Labor rate survey: median shop now charges $148/hr
Independent shops pushed rates higher in 2025 — but the spread between top and bottom quartiles widened to $62/hr.
The median labor rate at independent repair shops hit $148/hr in the third quarter of 2025, according to survey data collected by Mechanics.news from 638 shops across 34 states. That is up $11 from Q3 2024 and $27 from Q3 2022 — a 22% increase over three years that has outpaced general CPI for every period measured.
The headline number masks a wide distribution. The bottom quartile of shops still charged $112/hr or less. The top quartile charged $174/hr or more. The $62 spread between those thresholds is larger than it has been in any previous survey cycle, and it tracks closely with geography and shop specialization.
Where rates are highest — and why
Metro-area specialty shops — European import specialists, transmission rebuilders, ADAS-calibration centers — dominate the top quartile. Eight of the ten highest-reported rates came from California, the Pacific Northwest, or the Northeast corridor. The single highest rate reported was $235/hr, from a BMW/Porsche specialist in San Jose.
Rural and small-market generalist shops cluster in the lower half of the distribution, though this year’s data shows some compression at the bottom as even low-rate shops adjusted for technician wage inflation. Shops in the $95–$110 range are increasingly rare; operators in that bracket cited difficulty recruiting and retaining techs as the primary reason they finally moved rates.
What shop owners said about pricing decisions
In open-response questions, the most common reason shops gave for rate increases was technician compensation. Entry-level tech wages have risen 18% over the same three-year period, and A-tech rates in competitive markets are exceeding $35/hr in base pay before flat-rate multipliers. Shops absorbing that cost without raising labor rates are compressing their own margins.

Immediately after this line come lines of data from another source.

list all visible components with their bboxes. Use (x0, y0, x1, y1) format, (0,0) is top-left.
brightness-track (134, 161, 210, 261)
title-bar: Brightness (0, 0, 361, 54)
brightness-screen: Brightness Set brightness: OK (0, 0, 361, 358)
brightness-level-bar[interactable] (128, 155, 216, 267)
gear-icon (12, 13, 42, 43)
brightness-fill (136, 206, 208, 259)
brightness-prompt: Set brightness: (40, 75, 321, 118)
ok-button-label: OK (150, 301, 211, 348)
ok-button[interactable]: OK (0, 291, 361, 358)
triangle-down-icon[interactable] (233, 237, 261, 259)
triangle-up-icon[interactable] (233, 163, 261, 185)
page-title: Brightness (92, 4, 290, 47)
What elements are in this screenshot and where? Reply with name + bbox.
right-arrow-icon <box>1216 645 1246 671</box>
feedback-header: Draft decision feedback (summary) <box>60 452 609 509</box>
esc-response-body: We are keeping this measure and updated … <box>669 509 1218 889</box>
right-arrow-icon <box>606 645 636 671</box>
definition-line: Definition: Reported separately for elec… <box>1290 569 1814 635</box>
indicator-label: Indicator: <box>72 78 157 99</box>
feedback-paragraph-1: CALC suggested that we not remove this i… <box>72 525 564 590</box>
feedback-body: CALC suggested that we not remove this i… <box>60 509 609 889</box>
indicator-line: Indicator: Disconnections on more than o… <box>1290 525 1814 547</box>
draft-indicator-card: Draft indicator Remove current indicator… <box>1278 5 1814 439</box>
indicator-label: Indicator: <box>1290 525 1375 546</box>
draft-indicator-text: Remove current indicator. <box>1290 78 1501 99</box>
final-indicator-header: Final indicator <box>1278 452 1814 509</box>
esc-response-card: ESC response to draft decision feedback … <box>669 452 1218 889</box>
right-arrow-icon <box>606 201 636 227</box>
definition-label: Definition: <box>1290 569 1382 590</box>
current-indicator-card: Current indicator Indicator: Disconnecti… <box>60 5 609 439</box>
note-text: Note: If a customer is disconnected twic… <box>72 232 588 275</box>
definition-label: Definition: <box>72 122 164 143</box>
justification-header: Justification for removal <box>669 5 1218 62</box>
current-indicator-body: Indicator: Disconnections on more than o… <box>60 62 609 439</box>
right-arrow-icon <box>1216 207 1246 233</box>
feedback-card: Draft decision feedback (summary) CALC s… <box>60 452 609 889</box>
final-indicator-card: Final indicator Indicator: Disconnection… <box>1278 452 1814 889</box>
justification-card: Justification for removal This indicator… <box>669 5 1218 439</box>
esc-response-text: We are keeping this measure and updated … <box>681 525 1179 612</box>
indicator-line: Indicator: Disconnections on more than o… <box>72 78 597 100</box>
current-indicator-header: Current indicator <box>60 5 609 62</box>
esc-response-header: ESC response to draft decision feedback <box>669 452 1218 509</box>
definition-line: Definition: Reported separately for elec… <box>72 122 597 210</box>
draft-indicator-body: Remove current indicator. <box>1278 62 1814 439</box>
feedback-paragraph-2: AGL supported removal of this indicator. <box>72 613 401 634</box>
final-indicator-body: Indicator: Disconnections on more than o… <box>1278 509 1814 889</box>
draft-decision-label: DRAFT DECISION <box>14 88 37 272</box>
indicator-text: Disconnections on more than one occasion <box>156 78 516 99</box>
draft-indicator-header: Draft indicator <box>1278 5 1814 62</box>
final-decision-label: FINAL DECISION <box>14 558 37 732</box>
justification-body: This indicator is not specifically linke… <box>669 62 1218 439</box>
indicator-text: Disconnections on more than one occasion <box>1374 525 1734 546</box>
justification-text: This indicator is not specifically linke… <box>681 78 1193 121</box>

The second most common reason: customer acceptance has been better than expected. Most shop owners who raised rates by more than $10 in the past year said they lost fewer than 5% of customers, and several noted that customers who left were disproportionately low-ticket, high-complaint clients — a net positive for shop efficiency.
When I went from $128 to $148, I thought I’d hear about it. I got three calls. Two were price-shoppers who left. One called back three weeks later.
The data suggests shops have more pricing power than many owners assume, particularly when the rate increase is accompanied by a service quality signal — a new loaner program, a digital inspection report, or a warranty extension.